Nowhere have food prices gone that far

In addition to the record price hike two months ago, we examined some of Eurostat’s sub-indices for different product lines to find out why Hungarian inflation rose to the top of Europe. The Hungarian data for the first group of products are excellent: food and soft drinks prices rose 7.9% yoy in August. We are far from the line in Europe. The second largest is the price increase in Romania of 5.6%. Incidentally, the trends on the continent show an east-west border, with the four highest inflation rates in Eastern European countries.

It is also worth checking when Hungarian food inflation began to rise faster. Last December, the value of 5.7% was even higher in Poland and the Czech Republic. At the same time, in recent years there has also been a more sustainable trend in Eastern Europe according to which

Food prices in our region are rising faster.

In Hungary, the price of seasonal food rose by more than 20%, which at 11.4% in the second Czech Republic is significantly higher than in other European countries. A similar observation can be seen in raw food, the price of which rose by 13.4 percent in Hungary, while the rate of increase did not exceed 7% anywhere else. For processed food, the rate of price increase was lower in Hungary, but at 6% it is still the highest in Europe.

Even more detailed data from Eurostat shows that fruit in food became more expensive and prices rose by almost 40% within one year. The second Czech Republic also showed only 22.7% there.

In the other product groups, the Hungarian price increase is not that outstanding, but we are in the first half of the European list in all areas. For example, alcoholic beverages and tobacco showed only the fifth largest annual price increase despite rising excise taxes.

Previously there were opinions that the weak forint is already visible in Hungarian prices. Since the beginning of the year, the Hungarian currency has weakened by almost 10% against the euro. According to Eurostat, however, this is hardly reflected in the inflation of the most affected product groups for the time being. The weakening of the currency should traditionally be reflected in imported products, but we are in the middle of a rise in the price of clothing, for example.

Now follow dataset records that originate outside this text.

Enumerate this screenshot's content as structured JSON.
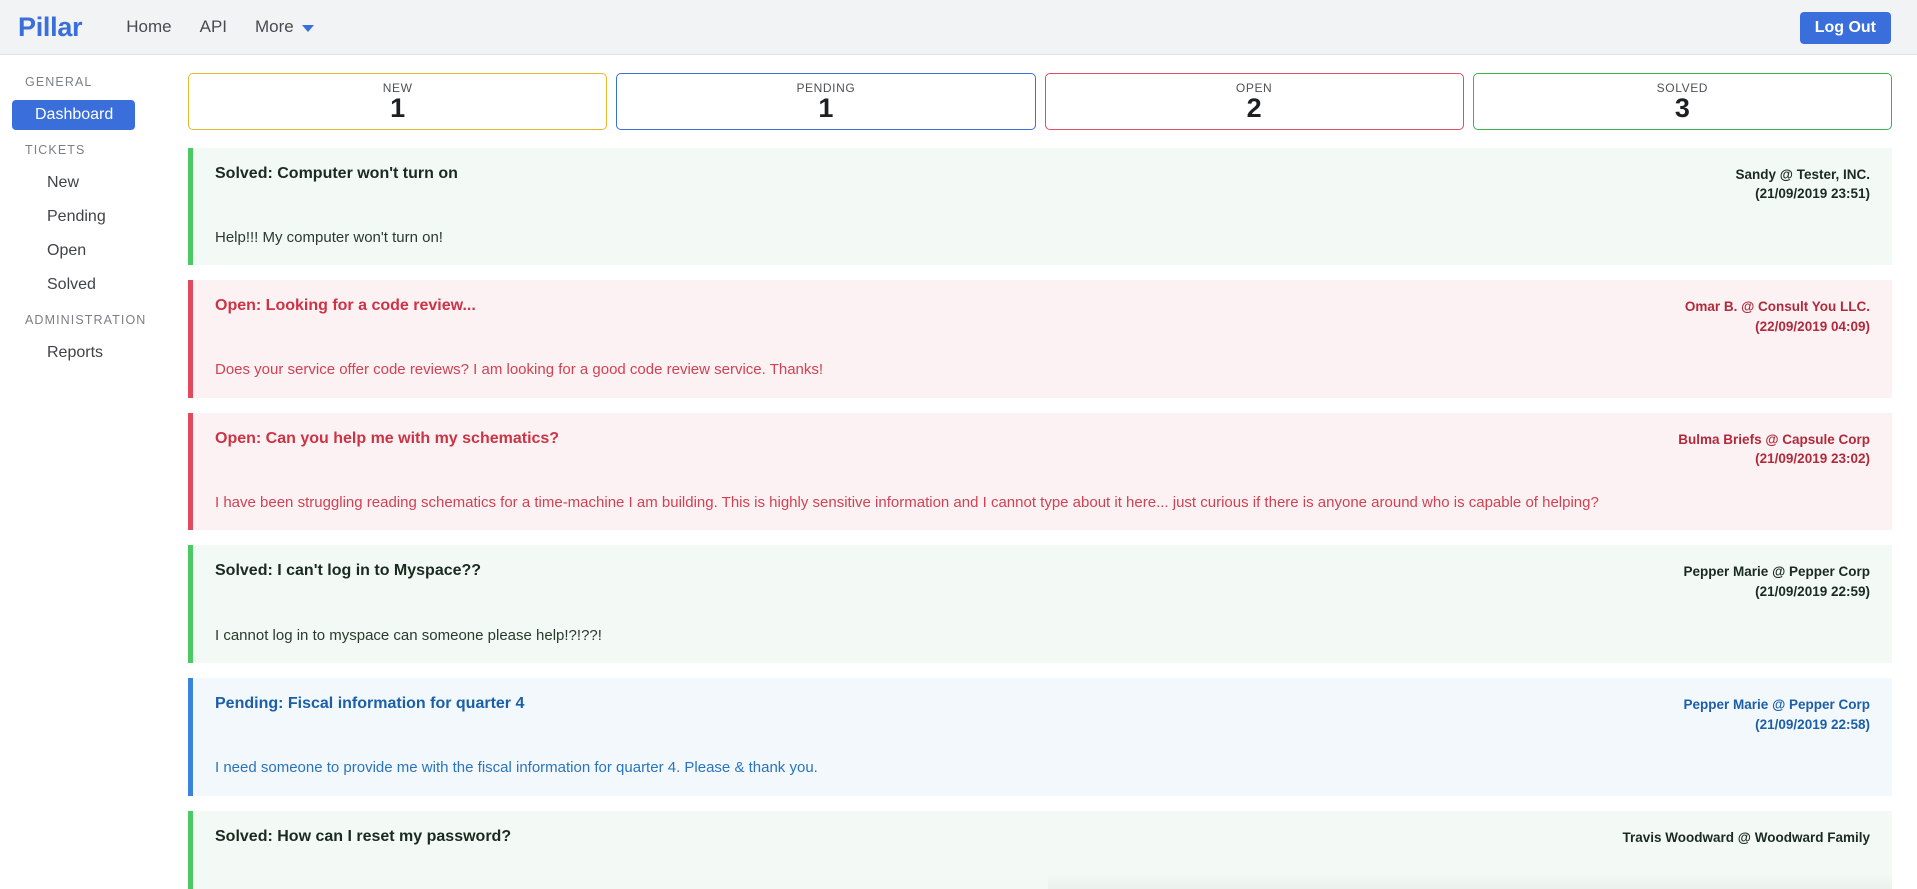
{
  "navbar": {
    "brand": "Pillar",
    "links": [
      {
        "label": "Home",
        "caret": false
      },
      {
        "label": "API",
        "caret": false
      },
      {
        "label": "More",
        "caret": true
      }
    ],
    "logout_label": "Log Out",
    "brand_color": "#3a6fdb",
    "button_color": "#3a6fdb"
  },
  "sidebar": {
    "groups": [
      {
        "heading": "GENERAL",
        "items": [
          {
            "label": "Dashboard",
            "active": true
          }
        ]
      },
      {
        "heading": "TICKETS",
        "items": [
          {
            "label": "New",
            "active": false
          },
          {
            "label": "Pending",
            "active": false
          },
          {
            "label": "Open",
            "active": false
          },
          {
            "label": "Solved",
            "active": false
          }
        ]
      },
      {
        "heading": "ADMINISTRATION",
        "items": [
          {
            "label": "Reports",
            "active": false
          }
        ]
      }
    ]
  },
  "stats": [
    {
      "label": "NEW",
      "value": "1",
      "status": "new",
      "color": "#e8b730"
    },
    {
      "label": "PENDING",
      "value": "1",
      "status": "pending",
      "color": "#3a6fdb"
    },
    {
      "label": "OPEN",
      "value": "2",
      "status": "open",
      "color": "#e04f5f"
    },
    {
      "label": "SOLVED",
      "value": "3",
      "status": "solved",
      "color": "#39b54a"
    }
  ],
  "tickets": [
    {
      "status": "solved",
      "title": "Solved: Computer won't turn on",
      "body": "Help!!! My computer won't turn on!",
      "author": "Sandy @ Tester, INC.",
      "date": "(21/09/2019 23:51)"
    },
    {
      "status": "open",
      "title": "Open: Looking for a code review...",
      "body": "Does your service offer code reviews? I am looking for a good code review service. Thanks!",
      "author": "Omar B. @ Consult You LLC.",
      "date": "(22/09/2019 04:09)"
    },
    {
      "status": "open",
      "title": "Open: Can you help me with my schematics?",
      "body": "I have been struggling reading schematics for a time-machine I am building. This is highly sensitive information and I cannot type about it here... just curious if there is anyone around who is capable of helping?",
      "author": "Bulma Briefs @ Capsule Corp",
      "date": "(21/09/2019 23:02)"
    },
    {
      "status": "solved",
      "title": "Solved: I can't log in to Myspace??",
      "body": "I cannot log in to myspace can someone please help!?!??!",
      "author": "Pepper Marie @ Pepper Corp",
      "date": "(21/09/2019 22:59)"
    },
    {
      "status": "pending",
      "title": "Pending: Fiscal information for quarter 4",
      "body": "I need someone to provide me with the fiscal information for quarter 4. Please & thank you.",
      "author": "Pepper Marie @ Pepper Corp",
      "date": "(21/09/2019 22:58)"
    },
    {
      "status": "solved",
      "title": "Solved: How can I reset my password?",
      "body": "",
      "author": "Travis Woodward @ Woodward Family",
      "date": ""
    }
  ]
}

For furniture and household appliances, the Hungarian price increase was behind the Lithuanians and Czechs on the podium, which can also be described as a classic imported product. From these two categories (clothing, household appliances) prices appear to be increasing. It is also a consequence of the weakening of the forint, but the effect is not yet clear.

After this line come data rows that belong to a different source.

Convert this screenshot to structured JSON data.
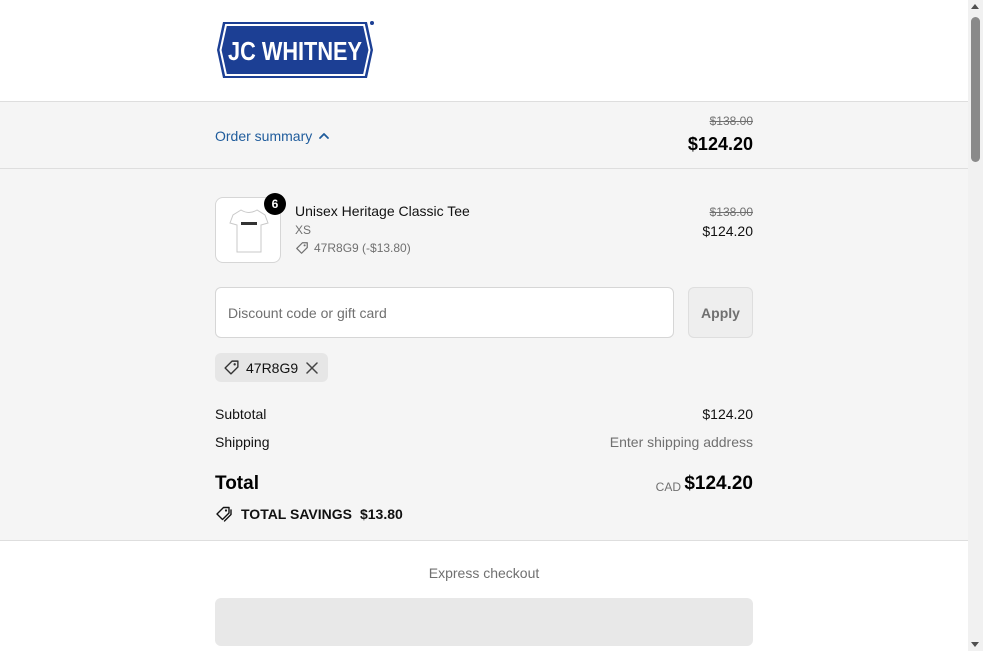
{
  "brand": {
    "logo_text": "JC WHITNEY",
    "logo_color": "#1c3f94"
  },
  "order_summary": {
    "toggle_label": "Order summary",
    "original_total": "$138.00",
    "discounted_total": "$124.20"
  },
  "product": {
    "quantity": "6",
    "name": "Unisex Heritage Classic Tee",
    "variant": "XS",
    "discount_line": "47R8G9 (-$13.80)",
    "original_price": "$138.00",
    "price": "$124.20"
  },
  "discount": {
    "placeholder": "Discount code or gift card",
    "value": "",
    "apply_label": "Apply",
    "applied_code": "47R8G9"
  },
  "totals": {
    "subtotal_label": "Subtotal",
    "subtotal_value": "$124.20",
    "shipping_label": "Shipping",
    "shipping_value": "Enter shipping address",
    "total_label": "Total",
    "currency": "CAD",
    "total_value": "$124.20",
    "savings_label": "TOTAL SAVINGS",
    "savings_value": "$13.80"
  },
  "express": {
    "label": "Express checkout"
  },
  "colors": {
    "link": "#1f5c9c",
    "panel_bg": "#f5f5f5",
    "muted_text": "#707070"
  }
}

Of course, in the current situation, traders may not be able to immediately charge higher prices for imported products, as they may have to wait a little longer due to the crisis due to the crisis.

It is interesting that the Hungarian price hike in culture, restaurants and hotels is at the forefront of Europe, that is, the price hike has started in the industries hardest hit by the epidemic. In the hospitality industry, this meant a price increase of 6.3% per year and put us in second place in Europe behind the Poles.

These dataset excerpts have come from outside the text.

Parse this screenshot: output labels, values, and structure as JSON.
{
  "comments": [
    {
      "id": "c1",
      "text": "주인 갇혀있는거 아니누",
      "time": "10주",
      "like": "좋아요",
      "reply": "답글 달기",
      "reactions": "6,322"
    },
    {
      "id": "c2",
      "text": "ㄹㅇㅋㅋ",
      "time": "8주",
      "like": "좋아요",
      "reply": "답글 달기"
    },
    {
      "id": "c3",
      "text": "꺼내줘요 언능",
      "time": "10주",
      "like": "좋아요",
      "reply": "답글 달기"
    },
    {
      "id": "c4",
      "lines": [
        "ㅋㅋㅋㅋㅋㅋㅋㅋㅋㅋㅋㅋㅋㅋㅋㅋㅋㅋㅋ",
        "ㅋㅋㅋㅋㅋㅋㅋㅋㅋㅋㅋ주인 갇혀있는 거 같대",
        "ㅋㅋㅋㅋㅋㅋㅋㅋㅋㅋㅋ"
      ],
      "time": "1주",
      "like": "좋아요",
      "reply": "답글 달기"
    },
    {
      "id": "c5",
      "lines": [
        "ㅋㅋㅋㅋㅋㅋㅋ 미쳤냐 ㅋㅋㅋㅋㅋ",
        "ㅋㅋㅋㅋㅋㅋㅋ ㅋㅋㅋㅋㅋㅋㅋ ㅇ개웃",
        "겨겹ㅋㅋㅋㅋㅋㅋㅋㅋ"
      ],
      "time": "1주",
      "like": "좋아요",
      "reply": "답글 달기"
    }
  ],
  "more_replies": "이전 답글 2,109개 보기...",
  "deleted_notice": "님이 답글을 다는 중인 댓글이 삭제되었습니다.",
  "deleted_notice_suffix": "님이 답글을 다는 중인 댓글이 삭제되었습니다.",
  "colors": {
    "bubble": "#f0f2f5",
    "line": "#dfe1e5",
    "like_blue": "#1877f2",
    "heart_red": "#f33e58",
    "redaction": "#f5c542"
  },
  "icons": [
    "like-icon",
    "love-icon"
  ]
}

Inflation has already presented the MNB with a dilemma

Meanwhile, the outstanding Hungarian inflation not only causes difficulties in everyday life, but also puts the central bank in a serious position. The rising price on the part of the MNB would justify a stricter tone on the part of the MNB, but due to the economic downturn, the Monetary Council is not yet ready to tighten it clearly.

The MNB should somehow emerge from this trap this afternoon if it is to remain credible while supporting the economic recovery.